Case Report

A 69 year old lady, with known thyroid goitre, presented acutely to the emergency department with cyanosis and near-total upper airway obstruction. Over the preceding one week she had been having increasing shortness of breath and over twenty fours hours had been unable to lie flat and had developed significant stridor. Her medical history included obstructive sleep apnoea for which she had noctural CPAP, euthyroid goitre and a previous renal cell carcinoma which was resected in 1985. Following her surgery, she received no adjuvant therapy.

On clinical examination, she was grossly centrally cyanosed with a reduced conscious level. She was making some respiratory effort but there was minimal air entry. An initial blood gas revealed severe respiratory acidosis. A chest x-ray showed bilateral consolidation consistent with pulmonary oedema. Managing her airway proved particularly troublesome given that she could not lie flat to allow intubation and that there was no palpable cricothyroid membrane owing to her goitre. Her airway was therefore initially maintained with intermittent positive pressure ventilation via a bag and mask and she recovered sufficiently to allow transfer to the intensive care unit..Incidentally, her thyroid function tests were completely normal.

A CT scan (see Fig 1.) revealed severe tracheal obstruction at the low cervical level from a massive goitre.

Figure 1

Figure 1: Acute CT showing large goitre with significant tracheal compression

Of note, there was no retrosternal extension of the goitre. She was then prepared for theatre and underwent an emergency total thyroidectomy. The anaesthetist noted that her cords were opposed despite full relaxation but she was able to intubate with fibreoptic assistance. At operation, the thyroid was very bulky with massive venous engorgement and the right lobe was noted to be larger than the left. There was no evidence of tracheomalacia. Apart from difficult haemostasis, the operation was uneventful.

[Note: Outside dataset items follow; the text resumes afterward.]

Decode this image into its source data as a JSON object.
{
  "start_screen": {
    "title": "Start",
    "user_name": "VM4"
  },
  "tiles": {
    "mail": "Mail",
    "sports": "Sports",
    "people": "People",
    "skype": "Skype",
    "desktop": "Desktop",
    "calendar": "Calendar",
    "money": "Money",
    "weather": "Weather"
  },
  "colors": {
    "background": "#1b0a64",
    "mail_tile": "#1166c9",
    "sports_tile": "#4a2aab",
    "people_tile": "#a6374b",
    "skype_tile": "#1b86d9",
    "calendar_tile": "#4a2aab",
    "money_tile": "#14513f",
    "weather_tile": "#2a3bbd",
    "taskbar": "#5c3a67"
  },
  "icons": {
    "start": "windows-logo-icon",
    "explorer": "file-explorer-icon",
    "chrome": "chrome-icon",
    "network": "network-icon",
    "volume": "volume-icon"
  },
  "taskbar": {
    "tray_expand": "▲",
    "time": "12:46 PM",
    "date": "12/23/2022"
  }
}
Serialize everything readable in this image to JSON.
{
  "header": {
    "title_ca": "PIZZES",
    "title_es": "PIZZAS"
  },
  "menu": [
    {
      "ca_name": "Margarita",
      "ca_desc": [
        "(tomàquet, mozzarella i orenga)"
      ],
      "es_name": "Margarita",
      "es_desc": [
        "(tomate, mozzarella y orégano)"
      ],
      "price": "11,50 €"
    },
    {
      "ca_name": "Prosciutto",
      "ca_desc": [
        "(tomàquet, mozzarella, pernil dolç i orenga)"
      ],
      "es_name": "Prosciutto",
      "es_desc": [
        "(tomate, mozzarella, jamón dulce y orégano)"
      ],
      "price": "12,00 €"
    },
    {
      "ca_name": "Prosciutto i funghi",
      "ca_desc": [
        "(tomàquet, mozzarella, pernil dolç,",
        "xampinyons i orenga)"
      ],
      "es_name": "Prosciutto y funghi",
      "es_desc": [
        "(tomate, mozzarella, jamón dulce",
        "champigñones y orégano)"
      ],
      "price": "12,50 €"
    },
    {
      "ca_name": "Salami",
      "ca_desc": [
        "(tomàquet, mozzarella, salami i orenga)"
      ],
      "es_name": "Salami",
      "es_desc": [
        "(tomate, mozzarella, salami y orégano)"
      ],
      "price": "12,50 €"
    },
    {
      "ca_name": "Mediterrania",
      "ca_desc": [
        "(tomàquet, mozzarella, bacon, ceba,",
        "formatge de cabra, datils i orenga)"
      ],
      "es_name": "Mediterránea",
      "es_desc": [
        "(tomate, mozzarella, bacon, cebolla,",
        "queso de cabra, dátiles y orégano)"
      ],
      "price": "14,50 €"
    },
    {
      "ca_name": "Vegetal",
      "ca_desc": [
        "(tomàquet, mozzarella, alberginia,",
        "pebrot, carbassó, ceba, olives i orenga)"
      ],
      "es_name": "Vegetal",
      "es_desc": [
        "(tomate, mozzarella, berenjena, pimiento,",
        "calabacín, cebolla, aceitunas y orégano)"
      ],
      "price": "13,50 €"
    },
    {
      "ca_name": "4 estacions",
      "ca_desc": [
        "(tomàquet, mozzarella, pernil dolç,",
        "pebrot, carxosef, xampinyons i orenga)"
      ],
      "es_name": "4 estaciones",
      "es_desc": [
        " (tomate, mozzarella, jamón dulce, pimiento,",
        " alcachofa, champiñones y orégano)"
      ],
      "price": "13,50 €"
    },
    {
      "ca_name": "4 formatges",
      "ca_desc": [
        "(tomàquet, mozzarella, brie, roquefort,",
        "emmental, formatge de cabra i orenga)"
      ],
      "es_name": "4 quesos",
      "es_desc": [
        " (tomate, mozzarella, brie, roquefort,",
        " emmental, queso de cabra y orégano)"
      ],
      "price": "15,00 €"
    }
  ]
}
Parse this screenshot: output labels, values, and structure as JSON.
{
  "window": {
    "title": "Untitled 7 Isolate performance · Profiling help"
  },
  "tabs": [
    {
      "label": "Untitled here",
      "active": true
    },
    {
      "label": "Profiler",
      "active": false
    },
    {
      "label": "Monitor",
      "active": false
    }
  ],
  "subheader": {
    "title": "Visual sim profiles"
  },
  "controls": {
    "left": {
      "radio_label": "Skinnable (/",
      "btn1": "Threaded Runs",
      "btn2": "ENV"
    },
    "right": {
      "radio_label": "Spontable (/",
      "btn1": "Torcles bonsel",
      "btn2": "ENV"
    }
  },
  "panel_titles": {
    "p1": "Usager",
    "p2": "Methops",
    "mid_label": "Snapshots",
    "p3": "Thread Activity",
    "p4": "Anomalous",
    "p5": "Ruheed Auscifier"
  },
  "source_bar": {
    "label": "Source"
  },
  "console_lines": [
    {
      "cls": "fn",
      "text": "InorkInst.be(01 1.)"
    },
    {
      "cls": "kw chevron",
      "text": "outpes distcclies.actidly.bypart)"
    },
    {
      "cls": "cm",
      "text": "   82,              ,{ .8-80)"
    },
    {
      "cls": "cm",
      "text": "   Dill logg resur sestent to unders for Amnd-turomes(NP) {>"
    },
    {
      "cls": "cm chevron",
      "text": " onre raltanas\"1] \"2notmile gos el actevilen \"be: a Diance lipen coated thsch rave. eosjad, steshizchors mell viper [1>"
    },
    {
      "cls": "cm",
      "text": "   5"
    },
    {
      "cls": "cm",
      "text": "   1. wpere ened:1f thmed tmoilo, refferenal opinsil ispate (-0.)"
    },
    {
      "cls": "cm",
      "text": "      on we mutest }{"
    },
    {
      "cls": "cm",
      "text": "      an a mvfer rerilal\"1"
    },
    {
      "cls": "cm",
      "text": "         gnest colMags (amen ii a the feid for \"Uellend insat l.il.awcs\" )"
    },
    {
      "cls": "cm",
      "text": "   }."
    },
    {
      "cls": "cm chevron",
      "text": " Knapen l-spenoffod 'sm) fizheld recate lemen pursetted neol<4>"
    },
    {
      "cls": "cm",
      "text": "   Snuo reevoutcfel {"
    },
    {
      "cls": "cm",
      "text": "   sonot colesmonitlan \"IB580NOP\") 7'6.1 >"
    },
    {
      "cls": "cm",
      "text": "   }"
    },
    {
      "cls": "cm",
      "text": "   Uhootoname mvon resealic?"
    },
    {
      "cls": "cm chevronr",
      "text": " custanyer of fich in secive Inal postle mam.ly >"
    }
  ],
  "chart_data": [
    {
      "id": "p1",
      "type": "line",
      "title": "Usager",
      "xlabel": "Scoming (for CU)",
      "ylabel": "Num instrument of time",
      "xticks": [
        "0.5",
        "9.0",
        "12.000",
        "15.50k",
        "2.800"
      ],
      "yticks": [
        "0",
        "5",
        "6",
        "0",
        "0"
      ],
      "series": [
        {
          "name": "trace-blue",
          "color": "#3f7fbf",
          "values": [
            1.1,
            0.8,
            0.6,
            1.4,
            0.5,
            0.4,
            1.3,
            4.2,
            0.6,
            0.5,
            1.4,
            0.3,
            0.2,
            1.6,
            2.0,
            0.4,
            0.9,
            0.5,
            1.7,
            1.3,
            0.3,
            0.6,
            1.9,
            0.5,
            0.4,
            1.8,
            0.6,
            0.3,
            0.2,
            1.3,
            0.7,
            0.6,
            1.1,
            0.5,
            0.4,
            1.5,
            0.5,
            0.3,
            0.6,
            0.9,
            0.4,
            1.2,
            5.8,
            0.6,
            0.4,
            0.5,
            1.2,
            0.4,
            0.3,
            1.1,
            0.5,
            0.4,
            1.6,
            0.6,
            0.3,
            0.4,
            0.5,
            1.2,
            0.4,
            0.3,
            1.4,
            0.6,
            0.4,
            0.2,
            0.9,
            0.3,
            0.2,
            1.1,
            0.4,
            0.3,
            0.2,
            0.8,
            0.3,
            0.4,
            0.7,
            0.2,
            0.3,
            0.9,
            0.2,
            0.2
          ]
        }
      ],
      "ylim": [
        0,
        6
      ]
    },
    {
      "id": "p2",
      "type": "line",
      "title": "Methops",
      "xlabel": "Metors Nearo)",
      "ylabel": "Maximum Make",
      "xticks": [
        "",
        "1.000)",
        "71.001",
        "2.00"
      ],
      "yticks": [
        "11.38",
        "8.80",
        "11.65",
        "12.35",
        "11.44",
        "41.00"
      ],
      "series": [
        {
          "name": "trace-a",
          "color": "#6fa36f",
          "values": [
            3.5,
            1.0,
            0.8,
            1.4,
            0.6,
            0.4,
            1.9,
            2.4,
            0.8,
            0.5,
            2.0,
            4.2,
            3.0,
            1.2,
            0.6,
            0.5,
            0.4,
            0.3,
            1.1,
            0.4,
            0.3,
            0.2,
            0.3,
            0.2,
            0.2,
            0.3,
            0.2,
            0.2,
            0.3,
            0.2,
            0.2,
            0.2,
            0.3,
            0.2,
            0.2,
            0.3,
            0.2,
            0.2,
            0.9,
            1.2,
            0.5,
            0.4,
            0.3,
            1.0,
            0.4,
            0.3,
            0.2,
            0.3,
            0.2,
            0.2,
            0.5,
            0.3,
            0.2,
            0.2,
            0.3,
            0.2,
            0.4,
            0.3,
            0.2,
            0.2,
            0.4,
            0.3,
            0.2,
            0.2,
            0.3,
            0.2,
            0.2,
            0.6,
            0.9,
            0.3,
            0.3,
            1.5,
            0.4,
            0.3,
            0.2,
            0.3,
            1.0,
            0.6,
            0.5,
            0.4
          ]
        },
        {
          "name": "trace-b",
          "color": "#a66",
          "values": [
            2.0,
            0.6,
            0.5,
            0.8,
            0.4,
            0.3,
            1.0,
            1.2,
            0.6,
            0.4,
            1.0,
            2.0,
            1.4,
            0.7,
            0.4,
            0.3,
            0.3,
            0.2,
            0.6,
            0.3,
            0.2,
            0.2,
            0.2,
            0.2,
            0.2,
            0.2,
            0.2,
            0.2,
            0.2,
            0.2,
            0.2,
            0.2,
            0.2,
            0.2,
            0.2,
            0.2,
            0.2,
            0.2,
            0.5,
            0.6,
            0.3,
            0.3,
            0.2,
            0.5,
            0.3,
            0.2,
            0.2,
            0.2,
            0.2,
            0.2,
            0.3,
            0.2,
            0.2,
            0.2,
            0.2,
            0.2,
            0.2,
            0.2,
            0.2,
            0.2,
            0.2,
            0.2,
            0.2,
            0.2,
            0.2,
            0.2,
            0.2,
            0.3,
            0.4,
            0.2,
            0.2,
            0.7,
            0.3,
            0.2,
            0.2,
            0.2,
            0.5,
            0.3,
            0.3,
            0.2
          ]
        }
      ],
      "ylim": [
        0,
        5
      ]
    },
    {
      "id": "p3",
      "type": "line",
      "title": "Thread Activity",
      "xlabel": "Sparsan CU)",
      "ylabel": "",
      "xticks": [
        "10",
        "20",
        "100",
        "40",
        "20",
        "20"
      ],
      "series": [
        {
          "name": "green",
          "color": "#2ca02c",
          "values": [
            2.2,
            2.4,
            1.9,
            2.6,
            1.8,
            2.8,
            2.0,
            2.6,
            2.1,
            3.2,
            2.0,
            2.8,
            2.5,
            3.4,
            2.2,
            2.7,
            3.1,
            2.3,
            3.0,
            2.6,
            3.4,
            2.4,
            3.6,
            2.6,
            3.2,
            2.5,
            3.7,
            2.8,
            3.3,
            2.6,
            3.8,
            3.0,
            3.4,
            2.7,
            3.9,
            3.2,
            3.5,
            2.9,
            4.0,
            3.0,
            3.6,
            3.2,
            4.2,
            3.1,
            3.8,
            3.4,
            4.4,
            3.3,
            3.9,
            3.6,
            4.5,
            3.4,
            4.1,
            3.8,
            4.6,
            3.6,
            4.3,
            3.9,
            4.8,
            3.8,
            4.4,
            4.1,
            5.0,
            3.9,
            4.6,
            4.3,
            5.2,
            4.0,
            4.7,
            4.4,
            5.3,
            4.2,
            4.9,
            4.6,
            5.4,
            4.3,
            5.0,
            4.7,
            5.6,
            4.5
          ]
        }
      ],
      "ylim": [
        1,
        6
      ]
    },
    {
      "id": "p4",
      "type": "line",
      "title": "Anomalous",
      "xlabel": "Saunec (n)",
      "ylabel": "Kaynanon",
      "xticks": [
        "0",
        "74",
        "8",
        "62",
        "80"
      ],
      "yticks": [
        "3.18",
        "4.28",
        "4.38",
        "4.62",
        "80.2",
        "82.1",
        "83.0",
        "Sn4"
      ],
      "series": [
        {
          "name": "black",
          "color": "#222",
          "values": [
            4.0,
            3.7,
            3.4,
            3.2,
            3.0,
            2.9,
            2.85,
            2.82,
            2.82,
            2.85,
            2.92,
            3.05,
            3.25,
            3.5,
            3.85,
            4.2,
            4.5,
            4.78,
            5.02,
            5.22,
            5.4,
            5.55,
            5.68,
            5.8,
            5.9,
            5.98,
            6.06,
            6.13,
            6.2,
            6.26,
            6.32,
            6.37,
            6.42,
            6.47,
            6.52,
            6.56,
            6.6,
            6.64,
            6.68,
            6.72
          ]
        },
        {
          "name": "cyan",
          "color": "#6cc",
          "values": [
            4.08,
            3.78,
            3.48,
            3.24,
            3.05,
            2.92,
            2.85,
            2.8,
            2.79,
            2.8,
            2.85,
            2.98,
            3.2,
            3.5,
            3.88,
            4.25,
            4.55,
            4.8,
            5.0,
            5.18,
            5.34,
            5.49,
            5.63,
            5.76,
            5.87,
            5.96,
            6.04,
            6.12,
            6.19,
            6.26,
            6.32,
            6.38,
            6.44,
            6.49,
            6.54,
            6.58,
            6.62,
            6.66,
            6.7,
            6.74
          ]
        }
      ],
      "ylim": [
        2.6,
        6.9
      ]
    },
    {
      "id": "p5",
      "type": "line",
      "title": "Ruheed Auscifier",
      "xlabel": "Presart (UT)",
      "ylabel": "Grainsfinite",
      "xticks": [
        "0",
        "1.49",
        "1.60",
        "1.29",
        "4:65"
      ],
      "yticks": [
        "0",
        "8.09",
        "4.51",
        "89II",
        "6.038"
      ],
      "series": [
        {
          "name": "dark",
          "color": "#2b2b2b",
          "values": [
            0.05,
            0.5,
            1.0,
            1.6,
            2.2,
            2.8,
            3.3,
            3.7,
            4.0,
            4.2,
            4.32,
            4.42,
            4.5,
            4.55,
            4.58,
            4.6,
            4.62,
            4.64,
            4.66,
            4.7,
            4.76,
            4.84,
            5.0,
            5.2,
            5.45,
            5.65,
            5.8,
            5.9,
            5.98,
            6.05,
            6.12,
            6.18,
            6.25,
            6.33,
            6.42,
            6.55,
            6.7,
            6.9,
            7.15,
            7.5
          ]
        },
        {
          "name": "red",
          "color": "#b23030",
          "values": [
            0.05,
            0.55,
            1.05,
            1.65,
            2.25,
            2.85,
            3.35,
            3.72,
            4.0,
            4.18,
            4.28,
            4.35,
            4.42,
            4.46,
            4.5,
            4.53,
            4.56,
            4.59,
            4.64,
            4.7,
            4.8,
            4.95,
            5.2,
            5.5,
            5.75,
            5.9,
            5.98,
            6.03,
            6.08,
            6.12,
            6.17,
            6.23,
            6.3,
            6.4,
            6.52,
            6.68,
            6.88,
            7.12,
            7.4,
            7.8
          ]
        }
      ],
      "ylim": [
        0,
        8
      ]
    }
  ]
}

She made a good post-operative recovery and returned home several days later.

The thyroid tumour identified within the thyroidectomy specimen was similar to the previously excised renal cell carcinoma and was thus consistent with a metastasis from this site. Of note, immunostaining for thyroglobulin was negative, indicating secondary thyroid pathology.

A staging CT post-operatively revealed no evidence of further metastatic spread. Interestingly, she no longer suffers from obstructive sleep apnoea and her CPAP machine is now redundant.

Discussion

Although the finding of a thyroid metastasis from a distant primary source is not uncommon at autopsy in patients who died of disseminated malignancy, clinically significant metastases are rare₁. Primary tumours that can metastasise to the thyroid include breast, colon, bronchoalveolar, melanoma and leiomyosarcoma. Breast and lung carcinoma seem to be the most frequent source of secondary thyroid cancer identified post-mortem but renal carcinoma appears to be the most common to present clinically. Pre-existing thyroid pathology has been suggested to provide a nidus for metastases to the thyroid₂. There are only a few reports in the literature of clinically significant thyroid metastasis requiring surgery but these have all been planned operations either for the purpose of obtaining tissue diagnosis₃ or to remove a confirmed metastasis₄. This is the first reported emergency total thyroidectomy for airway obstruction due to metastatic renal cell carcinoma.

Respiratory symptoms caused by goitre are rare as the tracheal lumen may be compressed by up to 75% before the airway is compromised₆. Emergency thyroidectomy for airway obstruction secondary to goitre is thus extremely rare. There are only three previous reported cases for emergency thyroidectomy following acute respiratory arrest and these were due to spontaneous intraglandular haemorrhage, follicular carcinoma and a benign goitre in an elderly gentleman₅,₆. In all three of these cases, there was a moderate retrosternal component to the goitre. However in this case, there was no suggestion of acute haemorrhage or primary thyroid carcinoma and there was no retrosternal goitre.

The other interesting feature here is the length of time from nephrectomy to presentation of the metastasis. In this case, there was a 21 year lag phase and this is one of the longest latency periods reported; a recent report cited 19 years as being highly unusual and very rare.₁ This has implications for surveillance following nephrectomy, even in those patients who are staged as being node negative at the time of the original operation. Conversely, there may be an occult renal cell carcinoma in a patient presenting with a secondary thyroid tumour₇.